New greenhouse, Adelard Arena solar project, help Mounties learn sustainability

Mount Saint Charles Academy’s new dome greenhouse, above, located by the school’s gym entrance, is nearly complete. Pictured below is a mockup showing how the new solar panels are expected to look atop Mount Saint Charles Academy’s Adelard Arena.

WOONSOCKET – Two new projects at Mount Saint Charles Academy will further the private school’s goal of “leading the way in educating sustainability,” according to school officials.

By the start of the fall school year, students will have access to a dome greenhouse, and will also see a solar roof installed on the school’s Logee Street hockey arena.

The greenhouse is part of an ongoing project to create and integrate an outdoor classroom and garden into the academy’s curriculum. It will accompany the outdoor garden near the campus gym entrance, in which the students have been growing herbs and vegetables for the past year.

Deslandes Construction Company began building the 22-foot growing dome solar greenhouse during the last week of April, and is expected to complete the job this week. The windowed structure includes windy weather protection and metal glazing strips to seal the seams, and drip edge flashing to protect the wood on the side from moisture and long-term degradation.

The project was made possible through a $5,000 grant from the John Clarke Trust and a $17,225 grant from the Champlin Foundations.

Science teacher and Earth Crew moderator Janice Ferry has coordinated the student-led outdoor gardening effort, and said her students start many of the plants from seeds in her classroom.

“While they have fairly good sun exposure in my room, it is not optimal and we are limited in how many trays of plants we are able to fit,” Ferry said.

In addition to providing more direct hours of sunlight, the new structure will give the plants a warmer environment with more moisture in the air than a cool, dry classroom.

“The greenhouse will provide more room and allow us to start our plants from seeds earlier in the year, so that by planting time, the plants will be well established and more mature,” Ferry said, adding that it will provide space to raise flowering plants that will attract pollinators to the garden.

Ferry said the dome-shaped structure was chosen because it’s considered a more strong and energy-efficient type of greenhouse that also limits snow accumulation in the winter.

“The company advertises it as a year-round growing space, which I would like to try next year with my students,” Ferry said. “It has heat activated vents that open automatically to allow for cross ventilation to prevent the temperature from becoming too high.”

The geodesic design, she added, creates a great tie-in to the school’s math curriculum.

Ferry said that in the next few years, she hopes to have the students design planting beds for the interior of the greenhouse. For the time being, they will make use of tables that will be set up inside the structure.

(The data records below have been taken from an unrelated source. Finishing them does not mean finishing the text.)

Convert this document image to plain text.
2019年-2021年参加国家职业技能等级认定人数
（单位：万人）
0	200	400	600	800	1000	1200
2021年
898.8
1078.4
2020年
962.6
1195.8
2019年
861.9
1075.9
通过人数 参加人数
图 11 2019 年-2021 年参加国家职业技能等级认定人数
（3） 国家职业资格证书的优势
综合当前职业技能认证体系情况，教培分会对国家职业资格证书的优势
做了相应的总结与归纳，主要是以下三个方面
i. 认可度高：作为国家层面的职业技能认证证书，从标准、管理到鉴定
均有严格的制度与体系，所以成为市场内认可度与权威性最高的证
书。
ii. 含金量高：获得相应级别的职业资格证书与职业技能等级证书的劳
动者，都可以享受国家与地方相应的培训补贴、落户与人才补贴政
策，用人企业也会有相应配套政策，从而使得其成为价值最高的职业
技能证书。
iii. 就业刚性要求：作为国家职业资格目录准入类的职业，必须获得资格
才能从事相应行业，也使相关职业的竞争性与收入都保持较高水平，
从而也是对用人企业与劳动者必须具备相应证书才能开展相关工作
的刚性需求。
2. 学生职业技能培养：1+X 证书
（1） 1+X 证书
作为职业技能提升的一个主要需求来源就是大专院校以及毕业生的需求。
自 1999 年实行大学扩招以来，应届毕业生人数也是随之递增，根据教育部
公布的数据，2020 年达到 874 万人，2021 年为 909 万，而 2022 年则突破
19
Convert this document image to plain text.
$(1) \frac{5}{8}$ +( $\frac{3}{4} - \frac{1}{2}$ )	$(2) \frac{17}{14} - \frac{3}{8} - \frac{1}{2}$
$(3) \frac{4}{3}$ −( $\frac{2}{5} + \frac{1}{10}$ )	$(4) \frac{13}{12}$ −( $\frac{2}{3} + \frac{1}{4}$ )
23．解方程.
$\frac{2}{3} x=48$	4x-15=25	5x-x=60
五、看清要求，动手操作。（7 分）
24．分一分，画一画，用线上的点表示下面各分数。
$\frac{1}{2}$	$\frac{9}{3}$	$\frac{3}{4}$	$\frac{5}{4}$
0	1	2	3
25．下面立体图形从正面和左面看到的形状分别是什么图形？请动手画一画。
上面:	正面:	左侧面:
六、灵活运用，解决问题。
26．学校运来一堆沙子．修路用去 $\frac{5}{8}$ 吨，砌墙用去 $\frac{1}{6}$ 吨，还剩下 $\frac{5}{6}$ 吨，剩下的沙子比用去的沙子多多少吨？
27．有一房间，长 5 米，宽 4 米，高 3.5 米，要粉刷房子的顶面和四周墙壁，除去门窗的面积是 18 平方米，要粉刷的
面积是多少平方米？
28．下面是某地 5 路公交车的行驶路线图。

The environmental science teacher said that sustainability is a major theme in her classes throughout the year, with lessons that teach students things like how to grow food organically.

Then, she said, the students can “compare the impact of growing their own to the impact of purchasing food grown hundreds or thousands of miles away, usually not organically grown, transported all those many miles to their local supermarkets.”

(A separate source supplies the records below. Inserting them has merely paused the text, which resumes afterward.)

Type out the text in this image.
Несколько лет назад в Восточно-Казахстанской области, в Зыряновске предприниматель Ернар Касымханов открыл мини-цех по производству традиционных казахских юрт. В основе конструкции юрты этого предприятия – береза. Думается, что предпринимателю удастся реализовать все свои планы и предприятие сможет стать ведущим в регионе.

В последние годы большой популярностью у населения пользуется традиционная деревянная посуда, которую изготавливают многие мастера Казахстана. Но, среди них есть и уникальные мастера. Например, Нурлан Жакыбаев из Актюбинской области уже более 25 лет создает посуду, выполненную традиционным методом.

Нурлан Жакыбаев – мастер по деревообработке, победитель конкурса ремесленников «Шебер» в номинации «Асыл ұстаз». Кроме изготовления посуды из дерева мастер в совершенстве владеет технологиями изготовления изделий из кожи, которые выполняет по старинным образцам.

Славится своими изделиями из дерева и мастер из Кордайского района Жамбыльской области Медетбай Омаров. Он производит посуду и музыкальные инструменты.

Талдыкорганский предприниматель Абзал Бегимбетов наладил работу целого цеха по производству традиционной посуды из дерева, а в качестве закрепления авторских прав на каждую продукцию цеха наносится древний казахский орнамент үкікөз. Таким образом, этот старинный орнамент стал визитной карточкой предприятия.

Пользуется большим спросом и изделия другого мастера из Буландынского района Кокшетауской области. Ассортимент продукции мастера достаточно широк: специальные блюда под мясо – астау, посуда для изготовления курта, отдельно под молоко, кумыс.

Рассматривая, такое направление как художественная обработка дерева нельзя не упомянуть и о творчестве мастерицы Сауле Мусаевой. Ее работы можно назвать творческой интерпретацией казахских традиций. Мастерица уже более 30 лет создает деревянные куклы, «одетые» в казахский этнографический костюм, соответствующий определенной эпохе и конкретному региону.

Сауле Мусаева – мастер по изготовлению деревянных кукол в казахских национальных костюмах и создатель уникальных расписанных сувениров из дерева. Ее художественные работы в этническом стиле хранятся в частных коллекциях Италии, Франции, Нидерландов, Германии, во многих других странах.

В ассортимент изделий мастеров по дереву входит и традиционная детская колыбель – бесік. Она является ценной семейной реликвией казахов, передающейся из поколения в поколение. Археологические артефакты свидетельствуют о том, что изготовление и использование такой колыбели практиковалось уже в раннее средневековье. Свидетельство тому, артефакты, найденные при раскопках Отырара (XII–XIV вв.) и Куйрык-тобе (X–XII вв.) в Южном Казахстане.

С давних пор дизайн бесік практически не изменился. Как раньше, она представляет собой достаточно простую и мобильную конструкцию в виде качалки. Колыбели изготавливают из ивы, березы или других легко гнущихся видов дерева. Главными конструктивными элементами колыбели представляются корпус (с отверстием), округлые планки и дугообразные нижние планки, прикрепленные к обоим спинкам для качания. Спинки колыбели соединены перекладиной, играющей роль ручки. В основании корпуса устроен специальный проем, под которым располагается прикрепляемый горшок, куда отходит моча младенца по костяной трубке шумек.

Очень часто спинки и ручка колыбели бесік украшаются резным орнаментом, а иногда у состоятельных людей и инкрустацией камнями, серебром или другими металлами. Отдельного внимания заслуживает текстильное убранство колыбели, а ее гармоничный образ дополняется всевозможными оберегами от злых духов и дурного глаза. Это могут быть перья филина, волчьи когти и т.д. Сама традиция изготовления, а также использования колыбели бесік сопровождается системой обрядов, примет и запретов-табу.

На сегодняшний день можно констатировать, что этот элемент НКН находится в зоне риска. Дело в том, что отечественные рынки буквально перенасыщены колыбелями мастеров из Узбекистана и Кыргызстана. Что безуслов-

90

“My students calculate their ecological footprint to learn the impact of their daily decisions and their lifestyles on the environment,” Ferry said. “By examining their decisions, the students can determine ways in which they can live a more sustainable lifestyle and contribute to a more sustainable society.”

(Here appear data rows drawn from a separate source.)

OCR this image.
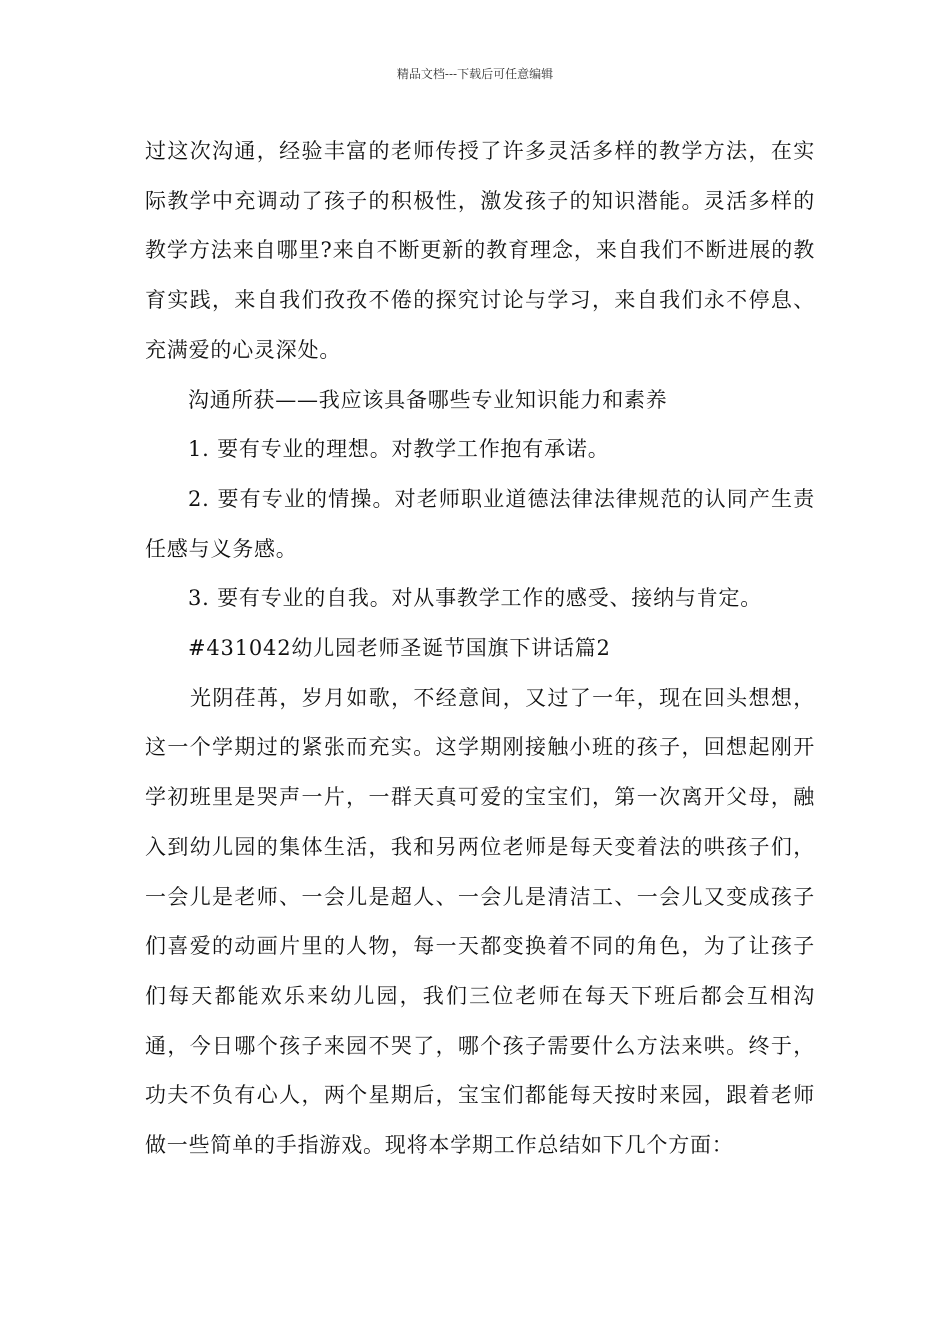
精品文档---下载后可任意编辑

过这次沟通，经验丰富的老师传授了许多灵活多样的教学方法，在实际教学中充调动了孩子的积极性，激发孩子的知识潜能。灵活多样的教学方法来自哪里?来自不断更新的教育理念，来自我们不断进展的教育实践，来自我们孜孜不倦的探究讨论与学习，来自我们永不停息、充满爱的心灵深处。

沟通所获——我应该具备哪些专业知识能力和素养

1. 要有专业的理想。对教学工作抱有承诺。

2. 要有专业的情操。对老师职业道德法律法律规范的认同产生责任感与义务感。

3. 要有专业的自我。对从事教学工作的感受、接纳与肯定。

#431042幼儿园老师圣诞节国旗下讲话篇2

光阴荏苒，岁月如歌，不经意间，又过了一年，现在回头想想，这一个学期过的紧张而充实。这学期刚接触小班的孩子，回想起刚开学初班里是哭声一片，一群天真可爱的宝宝们，第一次离开父母，融入到幼儿园的集体生活，我和另两位老师是每天变着法的哄孩子们，一会儿是老师、一会儿是超人、一会儿是清洁工、一会儿又变成孩子们喜爱的动画片里的人物，每一天都变换着不同的角色，为了让孩子们每天都能欢乐来幼儿园，我们三位老师在每天下班后都会互相沟通，今日哪个孩子来园不哭了，哪个孩子需要什么方法来哄。终于，功夫不负有心人，两个星期后，宝宝们都能每天按时来园，跟着老师做一些简单的手指游戏。现将本学期工作总结如下几个方面：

“This is the next phase of the whole outdoor classroom concept,” explained MSC Marketing and Communications Manager Penny Federici.

And Federici said it’s not the only project at the school focused on teaching students how to be good stewards of the environment.

Just after graduation in June, solar services provider Nexamp will go to work installing a 206 kilowatt system on the roof of Adelard Arena. The solar array will generate approximately 232,000 kilowatt-hours annually of clean, renewable electricity, enough power to supply 34 Rhode Island homes.

The school has been preparing for the new green rooftop addition since summer of 2014, when the roof of the arena was replaced with the structure necessary to support the panels. Nexamp, the largest solar provider in New England, will build and operate the project, and the system will be integrated into the school’s science and physics curriculum.

Federici points to the recent Paris Climate Accord, a global agreement with the goal of reducing emissions adopted by 195 nations. The Mount community, she says, is doing its part to support the addition of new renewable energy resources to enable a cleaner world. 

“Combine the promotion of sustainable energy with the school’s highly successful garden, recycling, and composting programs, and Mount will establish a leadership position from which to educate its students on the social justice of a sustainable lifestyle,” a release on the project stated. “Not only are we looking toward a greener future, but we are becoming active contributors as we make that greener future happen now.”